Auswahl der richtigen Materialgüten von Befestigungssystemen

Die auszuführenden Stahlgüten für Dübelverankerungen können je nach vorherrschender Umweltbedingung den zugehörigen ETA-Zulassungen der Befestigungsmittel entnommen werden. Sämtliche Dübel, die eine ETA-Zulassung besitzen, wurden anhand der ETAG-Leitlinien geprüft. In weiterer Folge wird für die angegebene Lebensdauer von 50 Jahren und den jeweiligen Verwendungszweck eine Materialgüte definiert. Seit Oktober 2016 werden ETAG 001 – Part 1 – 4 durch die neue EAD 330232-00-0601 „Mechanical fasteners for use in concrete“ für kommende Prüfungen ersetzt, die in Bezug auf die Materialgüte dieselben Anforderungen beinhaltet wie vormals ETAG.

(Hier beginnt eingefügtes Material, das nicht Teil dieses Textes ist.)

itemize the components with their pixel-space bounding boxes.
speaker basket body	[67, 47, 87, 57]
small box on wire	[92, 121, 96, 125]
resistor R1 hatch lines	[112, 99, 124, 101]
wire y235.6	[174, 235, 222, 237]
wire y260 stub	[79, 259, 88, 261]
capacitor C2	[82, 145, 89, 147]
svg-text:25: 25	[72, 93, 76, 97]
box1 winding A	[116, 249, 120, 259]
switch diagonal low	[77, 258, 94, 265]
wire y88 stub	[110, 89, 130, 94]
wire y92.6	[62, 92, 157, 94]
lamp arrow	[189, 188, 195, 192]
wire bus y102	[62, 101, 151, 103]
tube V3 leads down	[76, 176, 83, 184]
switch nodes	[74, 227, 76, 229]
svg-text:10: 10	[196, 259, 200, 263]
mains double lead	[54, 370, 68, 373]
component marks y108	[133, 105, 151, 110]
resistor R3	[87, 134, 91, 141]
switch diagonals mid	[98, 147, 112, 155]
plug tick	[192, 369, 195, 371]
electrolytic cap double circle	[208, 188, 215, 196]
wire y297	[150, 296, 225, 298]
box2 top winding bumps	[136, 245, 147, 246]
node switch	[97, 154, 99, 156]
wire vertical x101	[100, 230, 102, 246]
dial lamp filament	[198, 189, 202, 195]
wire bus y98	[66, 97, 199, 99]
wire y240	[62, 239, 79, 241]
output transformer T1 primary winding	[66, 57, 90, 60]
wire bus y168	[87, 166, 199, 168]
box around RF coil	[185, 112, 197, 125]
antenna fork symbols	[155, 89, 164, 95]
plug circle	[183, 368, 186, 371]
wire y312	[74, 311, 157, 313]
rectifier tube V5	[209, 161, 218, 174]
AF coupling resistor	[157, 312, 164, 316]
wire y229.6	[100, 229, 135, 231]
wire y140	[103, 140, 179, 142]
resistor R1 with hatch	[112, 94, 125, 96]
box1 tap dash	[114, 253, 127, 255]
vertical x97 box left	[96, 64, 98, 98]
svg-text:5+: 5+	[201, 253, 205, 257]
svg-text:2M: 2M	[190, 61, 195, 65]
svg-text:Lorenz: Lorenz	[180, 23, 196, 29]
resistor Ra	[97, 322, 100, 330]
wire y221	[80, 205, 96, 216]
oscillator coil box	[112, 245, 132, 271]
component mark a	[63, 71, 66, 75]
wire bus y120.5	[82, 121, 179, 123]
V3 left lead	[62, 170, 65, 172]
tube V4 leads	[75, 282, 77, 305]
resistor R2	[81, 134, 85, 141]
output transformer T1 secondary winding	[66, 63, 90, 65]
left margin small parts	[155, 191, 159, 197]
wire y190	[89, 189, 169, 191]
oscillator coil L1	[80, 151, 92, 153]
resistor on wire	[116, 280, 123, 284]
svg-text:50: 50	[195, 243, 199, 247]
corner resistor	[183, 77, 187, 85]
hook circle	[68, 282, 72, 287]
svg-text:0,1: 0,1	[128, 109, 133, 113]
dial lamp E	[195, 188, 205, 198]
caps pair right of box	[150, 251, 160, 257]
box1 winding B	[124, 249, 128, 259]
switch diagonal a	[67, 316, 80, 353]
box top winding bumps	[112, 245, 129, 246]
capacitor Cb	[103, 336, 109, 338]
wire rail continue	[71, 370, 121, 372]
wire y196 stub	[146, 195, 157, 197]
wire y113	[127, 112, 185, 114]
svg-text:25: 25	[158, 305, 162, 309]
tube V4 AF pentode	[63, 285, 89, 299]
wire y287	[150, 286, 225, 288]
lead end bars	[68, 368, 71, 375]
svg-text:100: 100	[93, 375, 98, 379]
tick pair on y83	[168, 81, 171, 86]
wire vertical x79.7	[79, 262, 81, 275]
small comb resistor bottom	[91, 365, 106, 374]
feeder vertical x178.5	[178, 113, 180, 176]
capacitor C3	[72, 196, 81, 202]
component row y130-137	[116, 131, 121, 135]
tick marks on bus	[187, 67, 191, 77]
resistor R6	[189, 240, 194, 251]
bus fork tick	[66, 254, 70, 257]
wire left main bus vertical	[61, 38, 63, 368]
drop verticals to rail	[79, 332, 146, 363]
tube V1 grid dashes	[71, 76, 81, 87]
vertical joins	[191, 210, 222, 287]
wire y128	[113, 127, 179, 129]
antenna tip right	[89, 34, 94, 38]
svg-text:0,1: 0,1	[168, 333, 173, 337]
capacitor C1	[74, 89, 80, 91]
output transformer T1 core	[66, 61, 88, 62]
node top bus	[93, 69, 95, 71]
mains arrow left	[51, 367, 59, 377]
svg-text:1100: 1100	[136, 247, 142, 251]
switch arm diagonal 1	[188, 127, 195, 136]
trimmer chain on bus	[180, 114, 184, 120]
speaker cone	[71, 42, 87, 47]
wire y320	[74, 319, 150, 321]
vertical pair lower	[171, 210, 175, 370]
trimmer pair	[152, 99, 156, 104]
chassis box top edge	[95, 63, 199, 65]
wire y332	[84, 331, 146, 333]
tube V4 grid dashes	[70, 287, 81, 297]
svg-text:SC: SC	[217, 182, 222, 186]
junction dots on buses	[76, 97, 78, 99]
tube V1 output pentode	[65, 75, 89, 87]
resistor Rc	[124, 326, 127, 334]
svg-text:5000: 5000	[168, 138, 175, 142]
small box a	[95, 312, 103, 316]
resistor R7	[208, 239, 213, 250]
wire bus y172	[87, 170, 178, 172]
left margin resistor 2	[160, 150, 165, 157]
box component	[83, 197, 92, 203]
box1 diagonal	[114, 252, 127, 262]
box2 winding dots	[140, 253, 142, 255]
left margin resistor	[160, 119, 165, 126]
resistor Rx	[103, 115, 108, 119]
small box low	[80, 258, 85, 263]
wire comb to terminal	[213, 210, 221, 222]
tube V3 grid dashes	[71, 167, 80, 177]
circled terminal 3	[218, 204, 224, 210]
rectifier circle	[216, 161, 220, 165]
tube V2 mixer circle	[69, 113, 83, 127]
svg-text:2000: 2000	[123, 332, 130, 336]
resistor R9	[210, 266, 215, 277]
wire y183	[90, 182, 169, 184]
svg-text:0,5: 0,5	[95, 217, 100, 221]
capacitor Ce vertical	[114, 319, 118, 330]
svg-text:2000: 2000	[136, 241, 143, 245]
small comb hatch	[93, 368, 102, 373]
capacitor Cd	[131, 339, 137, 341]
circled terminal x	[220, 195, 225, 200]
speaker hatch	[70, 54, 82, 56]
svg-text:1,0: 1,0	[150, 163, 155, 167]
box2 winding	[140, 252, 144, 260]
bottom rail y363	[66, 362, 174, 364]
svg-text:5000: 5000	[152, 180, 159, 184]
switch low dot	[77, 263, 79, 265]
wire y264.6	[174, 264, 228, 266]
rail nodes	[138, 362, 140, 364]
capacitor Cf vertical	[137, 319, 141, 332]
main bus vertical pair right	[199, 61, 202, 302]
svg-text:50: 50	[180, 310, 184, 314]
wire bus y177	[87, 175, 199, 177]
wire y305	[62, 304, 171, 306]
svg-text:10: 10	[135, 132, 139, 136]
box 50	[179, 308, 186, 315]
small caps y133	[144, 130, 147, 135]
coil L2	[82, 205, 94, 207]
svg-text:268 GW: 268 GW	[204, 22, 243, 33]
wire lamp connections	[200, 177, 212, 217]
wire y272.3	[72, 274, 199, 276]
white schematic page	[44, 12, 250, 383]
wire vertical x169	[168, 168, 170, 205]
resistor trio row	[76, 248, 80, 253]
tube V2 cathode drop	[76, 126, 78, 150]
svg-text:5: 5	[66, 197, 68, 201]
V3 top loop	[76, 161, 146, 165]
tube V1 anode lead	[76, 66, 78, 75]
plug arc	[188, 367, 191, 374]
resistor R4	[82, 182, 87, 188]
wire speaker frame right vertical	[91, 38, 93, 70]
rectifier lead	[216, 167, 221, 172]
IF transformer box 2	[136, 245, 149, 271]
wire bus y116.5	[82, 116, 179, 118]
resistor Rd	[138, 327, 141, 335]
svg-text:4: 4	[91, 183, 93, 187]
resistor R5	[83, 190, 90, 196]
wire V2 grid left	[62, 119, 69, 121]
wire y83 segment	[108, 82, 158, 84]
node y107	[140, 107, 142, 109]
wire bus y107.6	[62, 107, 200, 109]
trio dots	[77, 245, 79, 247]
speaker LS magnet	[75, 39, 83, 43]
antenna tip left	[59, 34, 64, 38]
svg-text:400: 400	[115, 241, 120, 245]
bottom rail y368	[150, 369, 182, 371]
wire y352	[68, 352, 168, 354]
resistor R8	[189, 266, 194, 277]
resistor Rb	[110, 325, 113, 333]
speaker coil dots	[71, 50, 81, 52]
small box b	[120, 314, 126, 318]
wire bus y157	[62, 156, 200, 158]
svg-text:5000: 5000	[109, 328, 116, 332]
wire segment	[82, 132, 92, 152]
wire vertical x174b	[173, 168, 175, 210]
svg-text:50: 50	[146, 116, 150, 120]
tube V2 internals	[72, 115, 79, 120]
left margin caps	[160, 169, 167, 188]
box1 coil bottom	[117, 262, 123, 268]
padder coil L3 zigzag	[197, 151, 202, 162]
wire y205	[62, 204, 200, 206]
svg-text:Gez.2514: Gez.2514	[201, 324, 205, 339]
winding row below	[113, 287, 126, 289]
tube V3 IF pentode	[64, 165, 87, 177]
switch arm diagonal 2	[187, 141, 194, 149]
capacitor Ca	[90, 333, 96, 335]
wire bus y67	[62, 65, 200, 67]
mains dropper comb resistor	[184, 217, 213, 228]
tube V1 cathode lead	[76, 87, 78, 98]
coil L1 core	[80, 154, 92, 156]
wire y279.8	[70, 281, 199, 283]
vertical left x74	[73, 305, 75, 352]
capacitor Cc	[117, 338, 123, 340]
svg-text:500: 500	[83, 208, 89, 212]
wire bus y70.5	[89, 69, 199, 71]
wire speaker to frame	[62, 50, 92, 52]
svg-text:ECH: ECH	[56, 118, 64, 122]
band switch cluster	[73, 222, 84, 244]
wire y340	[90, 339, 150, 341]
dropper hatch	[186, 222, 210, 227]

Folgende Mindest-Materialgüten je nach Umweltbedingung werden durch die ETA-Zulassungen vorgegeben:
• Trockener Innenraum: galvanisch Verzinkt/feuerver­zinkt;
• Feuchtraum und Außenbereich ohne besonders aggressive Bedingungen: Edelstahl A4;
• Außenbereich mit besonders aggressive Bedingungen: Edelstahl hochkorrosionsbeständig.

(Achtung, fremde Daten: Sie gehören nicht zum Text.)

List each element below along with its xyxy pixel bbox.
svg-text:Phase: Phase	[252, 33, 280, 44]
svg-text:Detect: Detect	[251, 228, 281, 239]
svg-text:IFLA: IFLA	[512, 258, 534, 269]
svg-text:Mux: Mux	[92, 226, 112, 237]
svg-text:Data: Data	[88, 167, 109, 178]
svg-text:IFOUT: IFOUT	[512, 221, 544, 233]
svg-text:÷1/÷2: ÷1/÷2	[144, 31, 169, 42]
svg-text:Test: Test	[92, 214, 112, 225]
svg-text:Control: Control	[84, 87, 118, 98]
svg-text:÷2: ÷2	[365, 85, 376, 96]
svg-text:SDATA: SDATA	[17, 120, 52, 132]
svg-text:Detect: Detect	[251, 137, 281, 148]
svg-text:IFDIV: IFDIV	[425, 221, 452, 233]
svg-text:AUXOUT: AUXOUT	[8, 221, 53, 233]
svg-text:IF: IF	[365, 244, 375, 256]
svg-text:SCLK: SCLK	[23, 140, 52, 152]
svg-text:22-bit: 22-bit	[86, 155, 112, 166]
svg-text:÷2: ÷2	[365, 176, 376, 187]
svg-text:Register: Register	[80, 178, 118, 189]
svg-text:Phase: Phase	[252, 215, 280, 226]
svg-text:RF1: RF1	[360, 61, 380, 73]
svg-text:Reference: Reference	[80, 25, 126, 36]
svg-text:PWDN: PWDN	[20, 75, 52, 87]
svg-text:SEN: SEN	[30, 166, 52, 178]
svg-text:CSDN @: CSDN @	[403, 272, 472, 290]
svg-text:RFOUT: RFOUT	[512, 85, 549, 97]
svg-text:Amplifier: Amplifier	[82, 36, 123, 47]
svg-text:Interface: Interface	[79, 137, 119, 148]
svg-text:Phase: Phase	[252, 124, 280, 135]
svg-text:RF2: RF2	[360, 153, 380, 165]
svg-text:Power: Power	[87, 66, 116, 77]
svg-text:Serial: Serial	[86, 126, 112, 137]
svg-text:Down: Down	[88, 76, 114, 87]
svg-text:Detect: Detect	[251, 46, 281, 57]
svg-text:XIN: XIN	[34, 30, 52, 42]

Darüber hinaus ist die Kontaktkorrosion ein nicht zu vernachlässigender Faktor, der die Dübelauswahl mitbeeinflussen sollte. Kontaktkorrosion entsteht, wenn verschieden edle Metalle in korrosiver Umgebung miteinander verbunden sind. Dabei wird die Korrosion des unedleren Metalls beschleunigt. Entscheidend ist das Flächenverhältnis der verschiedenen Metalle: 

Kritisch: Masse edleres Metall > Masse unedleres Metall
Unkritisch: Masse unedleres Metall > Masse edleres Metall 

Die obenstehende Tabelle gibt Aufschluss über unterschiedliche Kontaktpaarungen und deren Tauglichkeit. Eine weitere nicht allgemein bekannte Form der Korrosion betrifft die Materialgüte Edelstahl. Bei Einwirken von aggressiven Bedingungen in der Atmosphäre, wie z. B. Tausalz in der Infrastruktur, Chlor in Hallenbädern etc., kann auch Edelstahl einer Form von Korrosion, der Spannungsrisskorrosion, unterliegen. Hier treten aufgrund der aggressiven Medien in der Atmosphäre Eigenspannungen in der Ankerstange auf, die zu einem plötzlichen Versagen des Ankers führen können. Um diese Art der Korrosion zu vermeiden, sind in aggressiven Medien hochkorrosionsbeständige Materialien zu verwenden.

Zusammenfassung

Um nun sicherzustellen, dass die Montage eines Geländers korrekt ausgeführt wird, sind Fachunternehmen gefordert, ihr Personal entsprechend auf die Anforderungen der Praxis zu schulen und vorzubereiten. Für die korrekte Auswahl der Befestigung und deren Montage empfiehlt es sich, die folgenden „W-Fragen“ zu bedenken, zu beantworten und mit den Möglichkeiten der unterschiedlichen Dübelsysteme zu vergleichen:

Was? – Belastung
Wo? – Korrosion
Worin? – Verankerungsuntergrund
Wie viel? – Achs- und Randabstände
Wann? – Temperatur und Aushärtezeiten
Wie? – zulassungskonform Montieren

Sind alle obenstehenden Fragen zur Gänze beantwortet und kann das gewählte Dübelsystem die Anforderungen erfüllen, steht einer korrekten und sicheren Montage nichts mehr im Weg.